Crossing new frontiers in regenerative medicine: reprogramming technology in cell therapy and aging

A Platero-Luengo(1)

1:Universidad de Sevilla

The revolutionary concept of nuclear cell reprogramming has redefined regenerative medicine in the 21st century. This new technology has emerged as a method of reversing the age and identity of virtually any cell to that of an embryonic-like stage. Under the action of the four reprogramming factors Oct4, Sox2, Klf4 and cMyc, known as the Yamanaka Factors, cells undergo significant changes on the epigenome and chromatin architecture. This genomic reorganization leads to a gradual shut-down of the somatic program and the reactivation of pluripotency genes. During the reprogramming process, multiple hallmarks associated with aging appear to “reverse” such as telomere size, epigenetic marks, DNA damage, levels of oxidative stress, mitochondrial dysfunction, and gene expression profiles. This rejuvenation has been confirmed in a variety of cells and tissues, including those of human origin. Importantly, the transient expression of the Yamanaka Factors, known as partial reprogramming, performs a first phase of epigenetic erasure without reaching pluripotency, which has been shown to be sufficient to promote rejuvenation and the appearance of intermediate progenitors.
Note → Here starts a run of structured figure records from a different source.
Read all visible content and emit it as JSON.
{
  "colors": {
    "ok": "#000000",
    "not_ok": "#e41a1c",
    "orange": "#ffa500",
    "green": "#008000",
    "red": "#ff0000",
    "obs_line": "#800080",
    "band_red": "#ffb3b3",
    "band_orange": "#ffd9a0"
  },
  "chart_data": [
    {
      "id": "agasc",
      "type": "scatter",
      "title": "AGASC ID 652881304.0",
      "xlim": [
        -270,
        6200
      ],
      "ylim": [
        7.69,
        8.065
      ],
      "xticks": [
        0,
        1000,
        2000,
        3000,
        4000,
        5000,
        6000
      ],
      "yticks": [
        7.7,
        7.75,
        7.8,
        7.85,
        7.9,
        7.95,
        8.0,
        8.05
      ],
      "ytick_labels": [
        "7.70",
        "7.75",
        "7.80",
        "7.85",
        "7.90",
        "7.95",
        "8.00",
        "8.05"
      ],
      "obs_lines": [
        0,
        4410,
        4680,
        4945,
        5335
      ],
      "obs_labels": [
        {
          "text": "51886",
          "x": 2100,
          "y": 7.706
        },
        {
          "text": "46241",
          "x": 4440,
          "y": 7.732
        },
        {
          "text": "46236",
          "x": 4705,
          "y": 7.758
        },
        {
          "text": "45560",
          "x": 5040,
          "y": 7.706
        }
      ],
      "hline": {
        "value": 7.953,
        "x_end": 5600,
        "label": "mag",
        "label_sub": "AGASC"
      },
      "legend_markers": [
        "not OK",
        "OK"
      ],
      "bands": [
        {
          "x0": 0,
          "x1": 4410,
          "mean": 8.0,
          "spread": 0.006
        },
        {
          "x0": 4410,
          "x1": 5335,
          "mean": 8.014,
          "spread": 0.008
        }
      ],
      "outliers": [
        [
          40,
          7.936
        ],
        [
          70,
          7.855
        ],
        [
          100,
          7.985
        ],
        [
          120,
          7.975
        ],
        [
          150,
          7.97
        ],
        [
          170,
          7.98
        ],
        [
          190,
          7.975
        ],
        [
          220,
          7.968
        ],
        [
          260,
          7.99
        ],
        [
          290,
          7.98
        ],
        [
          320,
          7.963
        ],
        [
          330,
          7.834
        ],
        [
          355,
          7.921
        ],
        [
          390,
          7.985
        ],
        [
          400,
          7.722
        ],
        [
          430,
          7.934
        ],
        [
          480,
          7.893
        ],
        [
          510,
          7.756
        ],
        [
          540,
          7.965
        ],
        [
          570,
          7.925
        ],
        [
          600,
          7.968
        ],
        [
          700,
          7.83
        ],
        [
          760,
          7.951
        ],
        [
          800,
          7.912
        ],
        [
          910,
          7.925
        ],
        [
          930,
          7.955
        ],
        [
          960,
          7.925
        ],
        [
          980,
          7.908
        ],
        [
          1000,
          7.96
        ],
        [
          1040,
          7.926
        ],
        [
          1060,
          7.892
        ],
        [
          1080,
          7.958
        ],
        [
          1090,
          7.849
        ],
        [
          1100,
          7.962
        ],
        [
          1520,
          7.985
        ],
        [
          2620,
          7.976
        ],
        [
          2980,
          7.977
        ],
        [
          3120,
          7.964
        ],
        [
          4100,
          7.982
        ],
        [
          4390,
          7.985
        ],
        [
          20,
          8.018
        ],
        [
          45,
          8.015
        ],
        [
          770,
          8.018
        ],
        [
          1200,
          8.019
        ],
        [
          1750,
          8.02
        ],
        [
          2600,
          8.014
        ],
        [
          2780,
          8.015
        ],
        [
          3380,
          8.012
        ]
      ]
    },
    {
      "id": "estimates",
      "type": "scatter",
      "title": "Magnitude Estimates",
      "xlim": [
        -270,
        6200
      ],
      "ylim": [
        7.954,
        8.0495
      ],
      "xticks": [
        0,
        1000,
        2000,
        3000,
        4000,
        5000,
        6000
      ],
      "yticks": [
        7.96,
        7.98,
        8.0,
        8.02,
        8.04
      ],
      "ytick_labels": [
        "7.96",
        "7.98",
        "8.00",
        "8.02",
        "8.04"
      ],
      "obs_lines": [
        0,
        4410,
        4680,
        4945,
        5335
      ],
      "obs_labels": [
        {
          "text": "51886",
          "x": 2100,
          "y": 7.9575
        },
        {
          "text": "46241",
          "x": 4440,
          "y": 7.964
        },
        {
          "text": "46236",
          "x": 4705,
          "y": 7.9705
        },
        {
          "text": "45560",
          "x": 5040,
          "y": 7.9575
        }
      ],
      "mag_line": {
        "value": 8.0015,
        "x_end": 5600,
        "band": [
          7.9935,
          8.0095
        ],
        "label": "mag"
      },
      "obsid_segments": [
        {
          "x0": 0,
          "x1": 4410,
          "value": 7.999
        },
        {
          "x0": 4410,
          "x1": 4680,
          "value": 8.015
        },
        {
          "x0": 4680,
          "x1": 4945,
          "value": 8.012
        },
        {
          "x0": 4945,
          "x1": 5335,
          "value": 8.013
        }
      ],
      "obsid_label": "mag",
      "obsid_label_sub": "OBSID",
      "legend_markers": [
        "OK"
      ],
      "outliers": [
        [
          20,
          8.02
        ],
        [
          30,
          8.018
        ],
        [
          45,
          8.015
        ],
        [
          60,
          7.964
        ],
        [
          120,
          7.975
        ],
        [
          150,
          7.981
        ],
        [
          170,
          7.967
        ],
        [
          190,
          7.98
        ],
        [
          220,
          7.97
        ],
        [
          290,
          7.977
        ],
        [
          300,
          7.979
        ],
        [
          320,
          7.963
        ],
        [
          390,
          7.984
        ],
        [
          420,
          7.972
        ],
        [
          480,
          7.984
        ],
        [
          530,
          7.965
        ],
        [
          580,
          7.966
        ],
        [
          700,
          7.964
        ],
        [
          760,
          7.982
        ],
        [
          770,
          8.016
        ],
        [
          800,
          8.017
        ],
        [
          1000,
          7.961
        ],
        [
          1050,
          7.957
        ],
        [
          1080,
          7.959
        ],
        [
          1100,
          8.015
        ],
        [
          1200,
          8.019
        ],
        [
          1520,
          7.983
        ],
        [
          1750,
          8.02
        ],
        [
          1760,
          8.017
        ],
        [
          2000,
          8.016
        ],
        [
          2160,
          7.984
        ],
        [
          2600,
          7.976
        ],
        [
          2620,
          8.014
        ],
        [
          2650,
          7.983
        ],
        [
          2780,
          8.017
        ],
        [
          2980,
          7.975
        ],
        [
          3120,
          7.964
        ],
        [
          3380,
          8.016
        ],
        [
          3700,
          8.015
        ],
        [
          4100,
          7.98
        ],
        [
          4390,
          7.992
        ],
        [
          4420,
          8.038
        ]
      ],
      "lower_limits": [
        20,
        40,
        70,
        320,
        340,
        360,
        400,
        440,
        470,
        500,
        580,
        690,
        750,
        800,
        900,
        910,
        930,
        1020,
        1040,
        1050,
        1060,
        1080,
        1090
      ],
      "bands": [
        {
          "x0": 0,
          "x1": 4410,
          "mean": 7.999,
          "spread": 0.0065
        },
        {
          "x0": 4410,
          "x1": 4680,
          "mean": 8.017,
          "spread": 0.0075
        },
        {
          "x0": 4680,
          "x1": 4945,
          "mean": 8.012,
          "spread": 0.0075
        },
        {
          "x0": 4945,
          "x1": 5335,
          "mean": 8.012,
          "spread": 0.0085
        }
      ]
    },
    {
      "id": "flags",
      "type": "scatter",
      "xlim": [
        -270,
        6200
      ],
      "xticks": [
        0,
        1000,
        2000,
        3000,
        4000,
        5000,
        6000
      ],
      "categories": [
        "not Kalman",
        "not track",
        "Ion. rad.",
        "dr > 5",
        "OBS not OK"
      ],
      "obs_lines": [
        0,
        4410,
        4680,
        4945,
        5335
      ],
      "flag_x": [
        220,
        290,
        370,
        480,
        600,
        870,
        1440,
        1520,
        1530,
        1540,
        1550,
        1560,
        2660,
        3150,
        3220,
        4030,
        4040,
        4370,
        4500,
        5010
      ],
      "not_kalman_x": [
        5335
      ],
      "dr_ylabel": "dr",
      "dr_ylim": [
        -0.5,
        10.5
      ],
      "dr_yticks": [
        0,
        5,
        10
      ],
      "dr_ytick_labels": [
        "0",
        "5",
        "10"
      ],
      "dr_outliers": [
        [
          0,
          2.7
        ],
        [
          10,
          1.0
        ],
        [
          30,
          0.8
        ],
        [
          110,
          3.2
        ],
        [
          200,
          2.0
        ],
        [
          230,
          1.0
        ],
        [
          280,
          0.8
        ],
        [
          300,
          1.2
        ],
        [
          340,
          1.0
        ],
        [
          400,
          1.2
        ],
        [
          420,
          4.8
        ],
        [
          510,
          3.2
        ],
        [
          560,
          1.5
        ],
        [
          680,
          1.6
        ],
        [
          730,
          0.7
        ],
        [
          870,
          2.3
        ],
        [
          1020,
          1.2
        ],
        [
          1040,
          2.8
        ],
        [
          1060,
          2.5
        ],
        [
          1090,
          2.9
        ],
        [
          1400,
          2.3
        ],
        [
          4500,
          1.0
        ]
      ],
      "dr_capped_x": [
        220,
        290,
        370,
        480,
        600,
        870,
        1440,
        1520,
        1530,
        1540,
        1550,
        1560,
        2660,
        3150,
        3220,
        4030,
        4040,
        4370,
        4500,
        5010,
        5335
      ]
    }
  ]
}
In vivo partial reprogramming has beneficial effects on organismal aging, including lifespan extension and tissue regeneration capacity. Furthermore, in vivo direct reprogramming from one cell type to another can be achieved through the action of lineage-specific transcription factors. We will discuss how cell reprogramming offers interesting possibilities to be explored for regenerative and healthy aging purposes.